カカベロスというところで、スペインの若い娘さんに、指圧ともぐさの治療を受けた話は、スペイン巡礼紀行の中で書きました。後日談を書くつもりでいましたが、伸び伸びになっておりました。ひょんなことからひょんなことになりそうで、その後を書き送ります。治療費はいくらですか? 20ユーロです。ちょっと高いか、と思いつつも堪え難い背痛を何とかしたい思いで早速の治療です。治療は地べたに大風呂敷を広げただけの至って簡単且つシンプルなもので、言ってみれば、大道芸的指圧療法です。泊まりの巡礼者たちは物珍しそうに眺めています。結果を申しますと、彼女の治療技術は、治療経験の少ない初心者の技術です。その辺の空気を読んだのでしょう、今度はもぐさ( 中国式棒灸)を始めました。これも技術は同程度。こちらの治りたいという切ない想いが治療を助けたような、絶妙の一時間でした。

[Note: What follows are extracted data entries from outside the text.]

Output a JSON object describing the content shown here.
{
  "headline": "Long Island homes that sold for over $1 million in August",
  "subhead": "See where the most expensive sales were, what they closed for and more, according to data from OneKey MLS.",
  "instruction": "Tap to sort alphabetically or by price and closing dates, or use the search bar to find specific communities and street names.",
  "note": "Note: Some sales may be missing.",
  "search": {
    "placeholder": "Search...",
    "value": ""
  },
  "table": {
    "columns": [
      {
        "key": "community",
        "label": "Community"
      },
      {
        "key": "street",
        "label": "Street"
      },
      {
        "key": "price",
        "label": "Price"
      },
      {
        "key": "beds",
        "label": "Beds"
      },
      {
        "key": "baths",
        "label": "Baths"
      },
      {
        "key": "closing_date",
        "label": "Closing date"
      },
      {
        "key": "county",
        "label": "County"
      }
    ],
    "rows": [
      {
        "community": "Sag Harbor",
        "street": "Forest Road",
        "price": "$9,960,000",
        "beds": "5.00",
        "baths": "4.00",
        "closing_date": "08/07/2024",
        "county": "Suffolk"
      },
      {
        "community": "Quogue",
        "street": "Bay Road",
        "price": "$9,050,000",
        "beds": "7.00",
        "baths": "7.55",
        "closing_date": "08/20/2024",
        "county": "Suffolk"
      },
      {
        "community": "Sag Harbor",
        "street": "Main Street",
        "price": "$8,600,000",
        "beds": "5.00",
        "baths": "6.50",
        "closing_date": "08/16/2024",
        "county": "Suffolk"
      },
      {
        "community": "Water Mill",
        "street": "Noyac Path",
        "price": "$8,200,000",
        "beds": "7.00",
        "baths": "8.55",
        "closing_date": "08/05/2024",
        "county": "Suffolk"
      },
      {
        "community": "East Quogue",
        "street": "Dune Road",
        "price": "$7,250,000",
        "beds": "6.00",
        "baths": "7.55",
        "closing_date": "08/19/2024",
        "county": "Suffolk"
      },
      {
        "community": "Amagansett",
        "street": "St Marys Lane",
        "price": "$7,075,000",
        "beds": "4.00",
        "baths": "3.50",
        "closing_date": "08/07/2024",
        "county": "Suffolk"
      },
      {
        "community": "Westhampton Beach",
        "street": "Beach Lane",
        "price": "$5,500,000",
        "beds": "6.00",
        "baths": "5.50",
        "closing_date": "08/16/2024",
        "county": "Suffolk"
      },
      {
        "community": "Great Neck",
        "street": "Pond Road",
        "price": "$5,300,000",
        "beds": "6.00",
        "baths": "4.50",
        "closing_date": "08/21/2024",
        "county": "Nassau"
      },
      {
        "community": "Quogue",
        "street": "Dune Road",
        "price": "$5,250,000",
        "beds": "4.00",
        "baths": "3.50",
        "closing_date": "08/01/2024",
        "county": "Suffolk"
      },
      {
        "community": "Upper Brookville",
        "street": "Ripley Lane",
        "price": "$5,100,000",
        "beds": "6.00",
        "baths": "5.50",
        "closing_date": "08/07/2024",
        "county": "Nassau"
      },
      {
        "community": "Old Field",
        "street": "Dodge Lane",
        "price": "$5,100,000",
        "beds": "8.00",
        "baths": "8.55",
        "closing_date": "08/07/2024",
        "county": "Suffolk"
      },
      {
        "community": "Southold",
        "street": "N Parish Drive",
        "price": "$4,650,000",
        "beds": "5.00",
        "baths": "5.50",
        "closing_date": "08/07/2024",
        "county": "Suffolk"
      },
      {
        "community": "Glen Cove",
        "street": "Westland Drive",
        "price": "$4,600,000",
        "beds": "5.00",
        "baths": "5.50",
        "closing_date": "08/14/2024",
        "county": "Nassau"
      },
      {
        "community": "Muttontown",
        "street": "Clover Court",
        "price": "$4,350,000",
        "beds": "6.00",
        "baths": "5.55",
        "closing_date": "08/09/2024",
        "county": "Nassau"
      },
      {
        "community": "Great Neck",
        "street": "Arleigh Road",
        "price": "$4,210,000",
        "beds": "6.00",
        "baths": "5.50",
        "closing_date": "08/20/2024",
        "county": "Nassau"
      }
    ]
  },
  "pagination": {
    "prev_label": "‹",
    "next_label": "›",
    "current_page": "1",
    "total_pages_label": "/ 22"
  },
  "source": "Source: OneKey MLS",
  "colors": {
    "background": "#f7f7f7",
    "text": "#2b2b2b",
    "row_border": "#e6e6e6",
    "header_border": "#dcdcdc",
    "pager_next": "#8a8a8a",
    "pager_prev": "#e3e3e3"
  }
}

多いに感心したことは、彼女の治療態度でした。一意専心、施術者の鏡のような真摯さに感じ入りました。終わって治療費を払おうとしましたら、彼女は要らないと言います。治療中にした僅かな会話にとても得る所があって、私の方こそ、治療出来て良かったといって、どうしてもとらないので、礼だけ言って別れました。旅の途中からと、日本に帰ってから二通のハガキをだしましたが、音信不通で諦めかかったころ、懐かしいメイルが有りました。なんと、これが縁で、来春,指圧と鍼の勉強のために、日本に来ることになりました。その上に、バルセロナのレストランのオーナーの娘が来週日本に行くので会いたいと、これまたメイルがありました。
縁は異なもの、といいますか、遠く離れた日本とスペインのさしたる深い関係でも無いのに縁が繋がっていくのは、面白いね。